Tobias Preisig  Etonnamment, c’est plus pratique pour moi de rester par ici. Mon groupe est éparpillé un peu partout en Suisse, entre Bâle, Bern et Lausanne, et je peux les retrouver en un clin d’oeil. Pareil pour voyager à l’étranger : Zürich a une position tellement centrale en Europe que l’on peut se rendre partout sans problème. Enfin, c’est bête à dire, j’ai la chance d’avoir mon bureau et mon espace de répétition dans un club d’ici, l’Exil, et cela me permet de me concentrer sur mon travail. En plus, je peux profiter des conseils d’un ancien d’ici, Nik Bärtsch, et évoluer dans un environnement où les musiciens prennent des risques, et c’est la seule chose que je recherche.

Comme le pianiste Stefan Rusconi, par exemple, avec qui tu partages une approche originale de vos instruments respectifs?
Tobias Preisig Et oui, non seulement je m’essaie au jazz au violon, ce qui est très rare (à part Stéphane Grappelli, j’aurais du mal à citer d’autres violonistes de jazz!), mais en plus j’essaie d’exploiter mon instrument au-delà des canons du genre, sinon je m’ennuie. Il y a tellement de gens qui savent jouer du violon parfaitement, cela ne sert à rien de d’être un nouveau disciple appliqué. A vrai dire, j’ai eu de la chance de pouvoir rencontrer un professeur au conservatoire et à l’école de jazz suffisamment ouvert pour me dire :  « ce n’est pas grave si tu joues la tête en bas, du moment que tu joues bien… » Ca m’est resté… et effectivement ca me fait un grand point commun avec Stefan Rusconi. Lui, c’est comme c’est comme un frère pour moi, nous formons une petite communauté à nous deux. On a énormément joué ensemble pour d’autres musiciens et maintenant, nous avons un drôle de duo, à l’orgue et au violon, qui nous ouvre un espace pour explorer de nouveaux sons.

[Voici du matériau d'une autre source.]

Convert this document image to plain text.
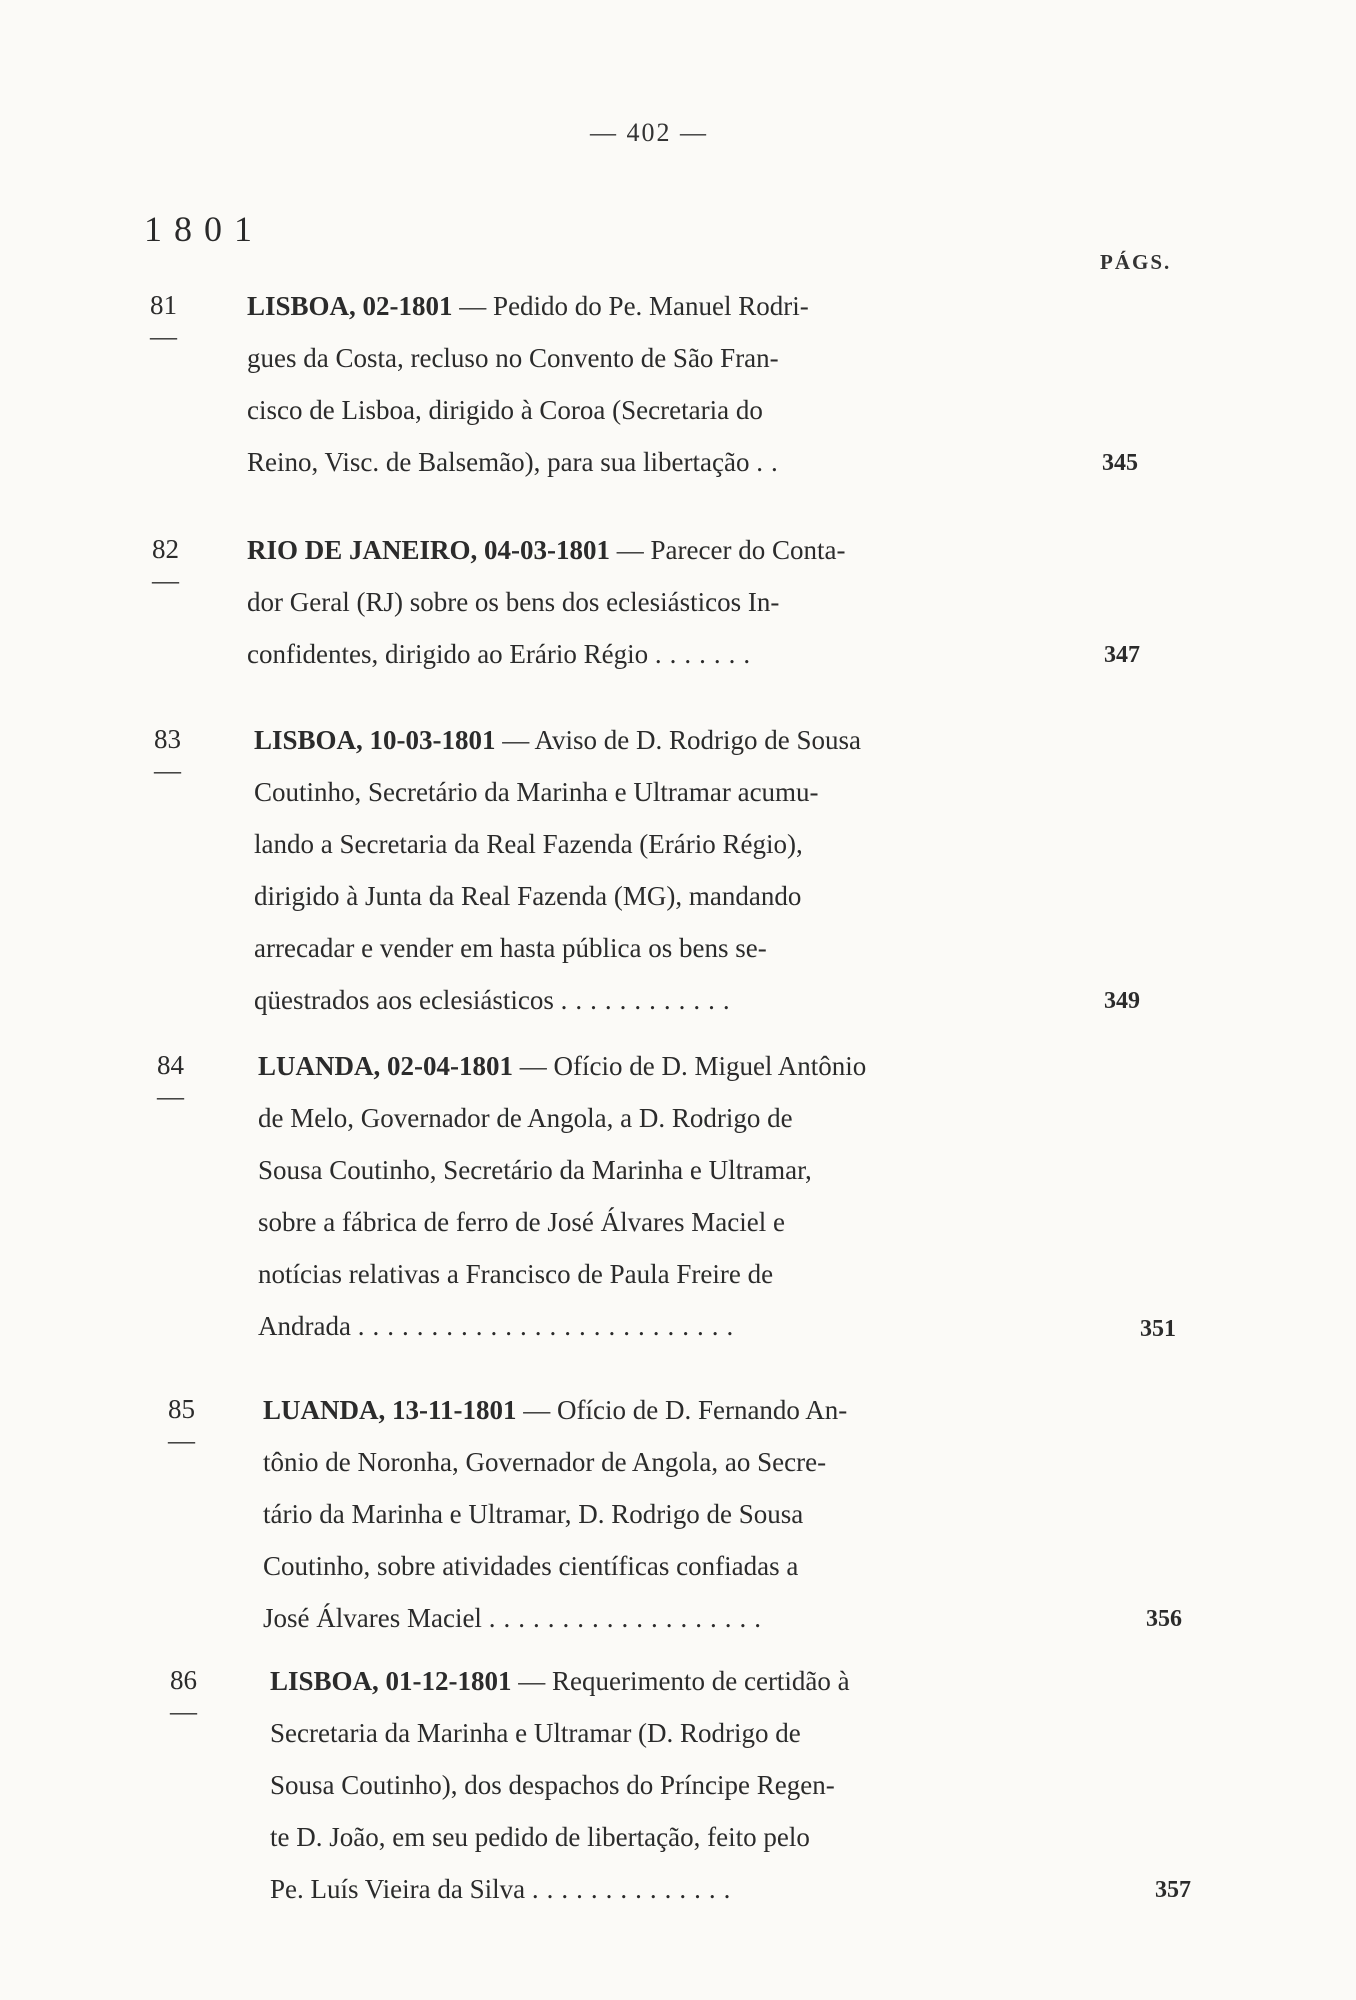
— 402 —
1801
PÁGS.
81 —
LISBOA, 02-1801 — Pedido do Pe. Manuel Rodri-
gues da Costa, recluso no Convento de São Fran-
cisco de Lisboa, dirigido à Coroa (Secretaria do
Reino, Visc. de Balsemão), para sua libertação ..	345
82 —
RIO DE JANEIRO, 04-03-1801 — Parecer do Conta-
dor Geral (RJ) sobre os bens dos eclesiásticos In-
confidentes, dirigido ao Erário Régio .......	347
83 —
LISBOA, 10-03-1801 — Aviso de D. Rodrigo de Sousa
Coutinho, Secretário da Marinha e Ultramar acumu-
lando a Secretaria da Real Fazenda (Erário Régio),
dirigido à Junta da Real Fazenda (MG), mandando
arrecadar e vender em hasta pública os bens se-
qüestrados aos eclesiásticos ............	349
84 —
LUANDA, 02-04-1801 — Ofício de D. Miguel Antônio
de Melo, Governador de Angola, a D. Rodrigo de
Sousa Coutinho, Secretário da Marinha e Ultramar,
sobre a fábrica de ferro de José Álvares Maciel e
notícias relativas a Francisco de Paula Freire de
Andrada ..........................	351
85 —
LUANDA, 13-11-1801 — Ofício de D. Fernando An-
tônio de Noronha, Governador de Angola, ao Secre-
tário da Marinha e Ultramar, D. Rodrigo de Sousa
Coutinho, sobre atividades científicas confiadas a
José Álvares Maciel ...................	356
86 —
LISBOA, 01-12-1801 — Requerimento de certidão à
Secretaria da Marinha e Ultramar (D. Rodrigo de
Sousa Coutinho), dos despachos do Príncipe Regen-
te D. João, em seu pedido de libertação, feito pelo
Pe. Luís Vieira da Silva ..............	357
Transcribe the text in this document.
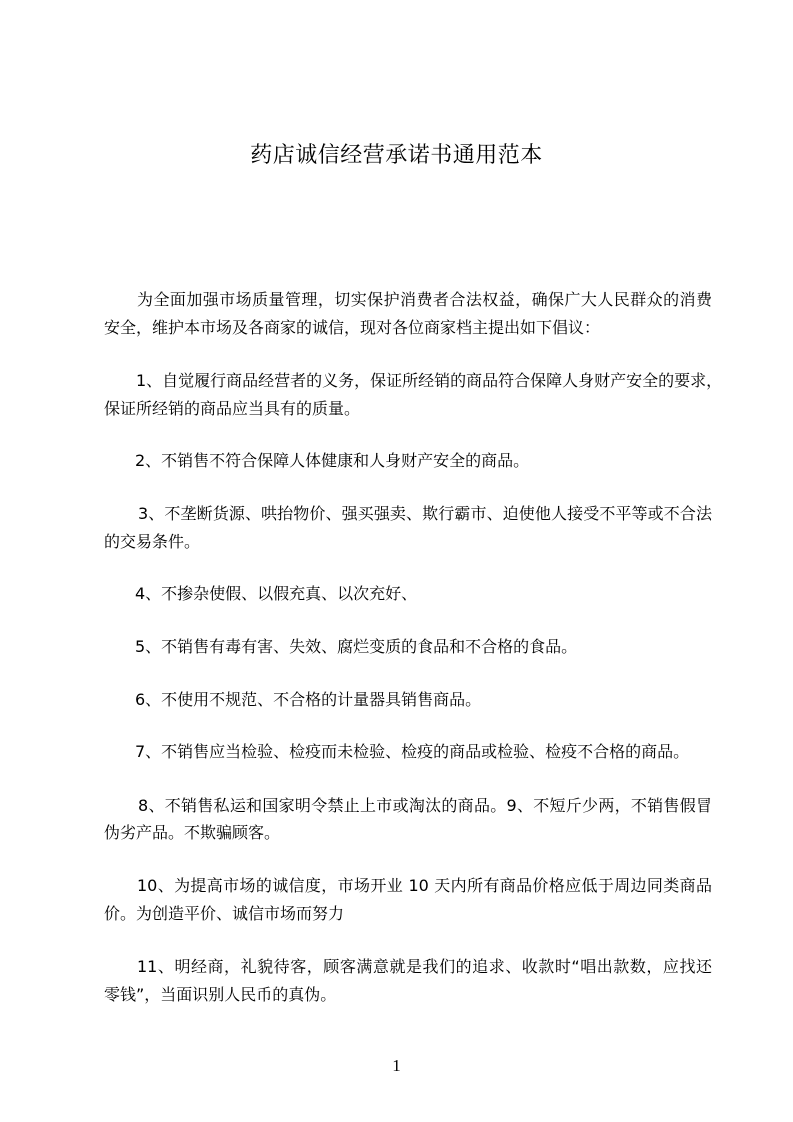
药店诚信经营承诺书通用范本
为全面加强市场质量管理，切实保护消费者合法权益，确保广大人民群众的消费
安全，维护本市场及各商家的诚信，现对各位商家档主提出如下倡议：
1、自觉履行商品经营者的义务，保证所经销的商品符合保障人身财产安全的要求，
保证所经销的商品应当具有的质量。
2、不销售不符合保障人体健康和人身财产安全的商品。
3、不垄断货源、哄抬物价、强买强卖、欺行霸市、迫使他人接受不平等或不合法
的交易条件。
4、不掺杂使假、以假充真、以次充好、
5、不销售有毒有害、失效、腐烂变质的食品和不合格的食品。
6、不使用不规范、不合格的计量器具销售商品。
7、不销售应当检验、检疫而未检验、检疫的商品或检验、检疫不合格的商品。
8、不销售私运和国家明令禁止上市或淘汰的商品。9、不短斤少两，不销售假冒
伪劣产品。不欺骗顾客。
10、为提高市场的诚信度，市场开业 10 天内所有商品价格应低于周边同类商品
价。为创造平价、诚信市场而努力
11、明经商，礼貌待客，顾客满意就是我们的追求、收款时“唱出款数，应找还
零钱”，当面识别人民币的真伪。
1
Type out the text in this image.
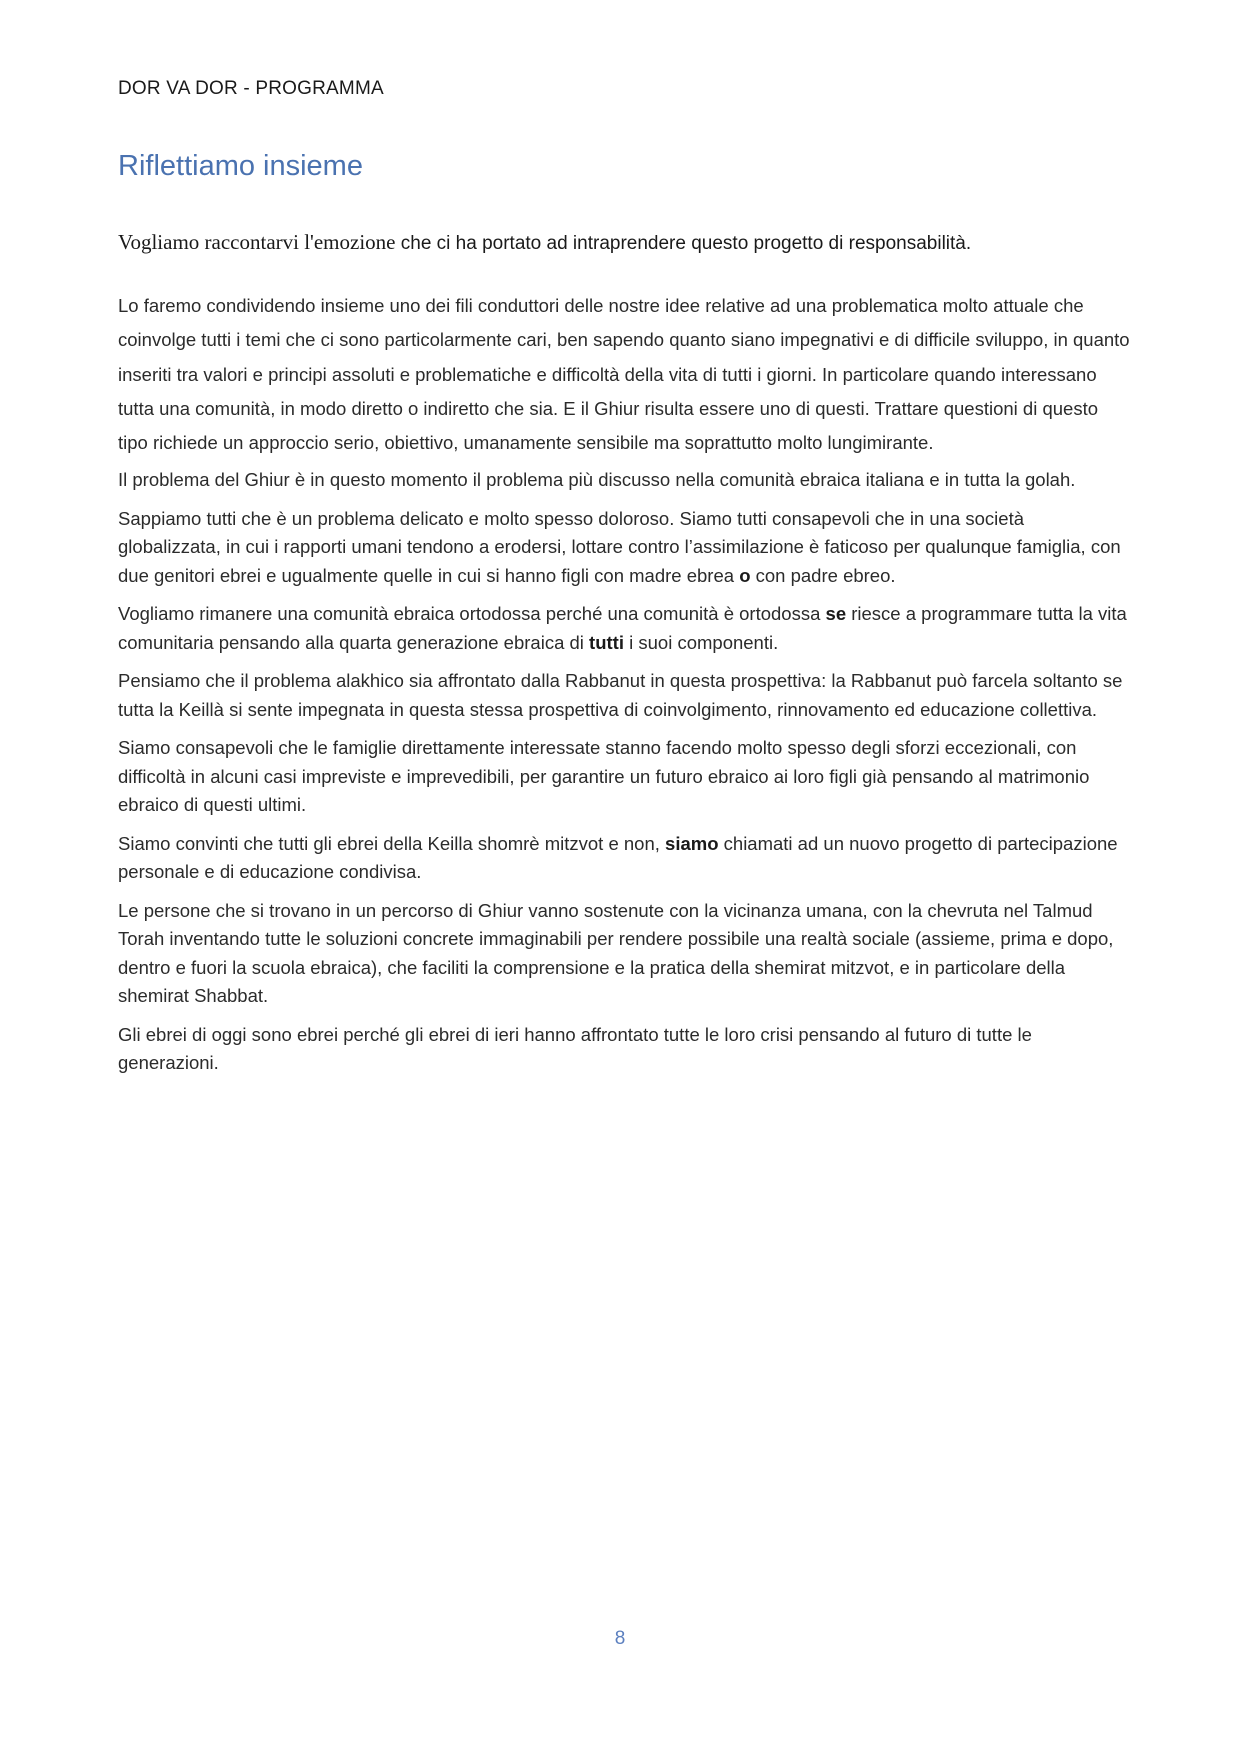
DOR VA DOR - PROGRAMMA
Riflettiamo insieme

Vogliamo raccontarvi l'emozione che ci ha portato ad intraprendere questo progetto di responsabilità.

Lo faremo condividendo insieme uno dei fili conduttori delle nostre idee relative ad una problematica molto attuale che coinvolge tutti i temi che ci sono particolarmente cari, ben sapendo quanto siano impegnativi e di difficile sviluppo, in quanto inseriti tra valori e principi assoluti e problematiche e difficoltà della vita di tutti i giorni. In particolare quando interessano tutta una comunità, in modo diretto o indiretto che sia. E il Ghiur risulta essere uno di questi. Trattare questioni di questo tipo richiede un approccio serio, obiettivo, umanamente sensibile ma soprattutto molto lungimirante.

Il problema del Ghiur è in questo momento il problema più discusso nella comunità ebraica italiana e in tutta la golah.

Sappiamo tutti che è un problema delicato e molto spesso doloroso. Siamo tutti consapevoli che in una società globalizzata, in cui i rapporti umani tendono a erodersi, lottare contro l’assimilazione è faticoso per qualunque famiglia, con due genitori ebrei e ugualmente quelle in cui si hanno figli con madre ebrea o con padre ebreo.

Vogliamo rimanere una comunità ebraica ortodossa perché una comunità è ortodossa se riesce a programmare tutta la vita comunitaria pensando alla quarta generazione ebraica di tutti i suoi componenti.

Pensiamo che il problema alakhico sia affrontato dalla Rabbanut in questa prospettiva: la Rabbanut può farcela soltanto se tutta la Keillà si sente impegnata in questa stessa prospettiva di coinvolgimento, rinnovamento ed educazione collettiva.

Siamo consapevoli che le famiglie direttamente interessate stanno facendo molto spesso degli sforzi eccezionali, con difficoltà in alcuni casi impreviste e imprevedibili, per garantire un futuro ebraico ai loro figli già pensando al matrimonio ebraico di questi ultimi.

Siamo convinti che tutti gli ebrei della Keilla shomrè mitzvot e non, siamo chiamati ad un nuovo progetto di partecipazione personale e di educazione condivisa.

Le persone che si trovano in un percorso di Ghiur vanno sostenute con la vicinanza umana, con la chevruta nel Talmud Torah inventando tutte le soluzioni concrete immaginabili per rendere possibile una realtà sociale (assieme, prima e dopo, dentro e fuori la scuola ebraica), che faciliti la comprensione e la pratica della shemirat mitzvot, e in particolare della shemirat Shabbat.

Gli ebrei di oggi sono ebrei perché gli ebrei di ieri hanno affrontato tutte le loro crisi pensando al futuro di tutte le generazioni.

8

Justement, comment peut se dérouler le processus créatif qui amène à dénicher ces nouveaux sons ?
Tobias Preisig Comme pour tout le monde : avec beaucoup de travail, et un peu de chance. Prenons l’exemple de « Transforming », l’un des morceaux les plus connus de « In Transit ». Au départ, j’ai eu huit mesures en tête, dans la rue, et je me suis empressé de les noter sur le carnet où je note toutes mes idées. Plus tard, en répétant, je me replonge dans mon carnet et je me rend compte que ces mesures pourraient bien s’accorder avec d’autres, que j’avais notées plusieurs pages plus tôt. En les réarrangeant, j’avais la base de mon morceau… mais ce n’est pas tout ! Un peu plus tard, je me suis mis en tête d’apprendre à jouer du theremin, alors je me rend sur youtube pour trouver un tutoriel… et je tombe sur la vidéo d’un type qui joue le thème principal de « Transforming »  – sans le savoir, j’avais repris un morceau de Gabriel Fauré ! C’était moins une : la pochette de l’album partait le lendemain à l’impression, j’ai appelé le label en catastrophe pour qu’ils  « créditent » Fauré sur le livret …

il paraît que « In Transit » est rentré dans les tops albums au Japon…
Tobias Preisig Oui, c’est incroyable, n’est-ce-pas ? Il y a deux ans, le bureau export nous a permis de faire une petite tournée à Tokyo et Kyoto; une excellente expérience. Non seulement les ingénieurs du son ont été formidables, mais notre mélange de rock, de jazz et de musique expérimentale a paru complètement avant-gardiste aux oreilles du public japonais… et ils en redemandaient ! En exagérant à peine, les filles étaient en pleurs à la fin des concerts. Du coup, nous avons prévu d’y retourner cet automne pour flatter nos nouveaux fans hystériques (il rit ).

En concert au Japon: Shikori Fukuoka, sa 12 octobre 2013. Hiroshima, Speak Low, di 13. Osaka, Mister Kelly’s, lu 14. Kyoto, Live Spot Rag, me 16. Tokyo, Spiral Lay, je 17. Kyoto, Left Alone, ve 18.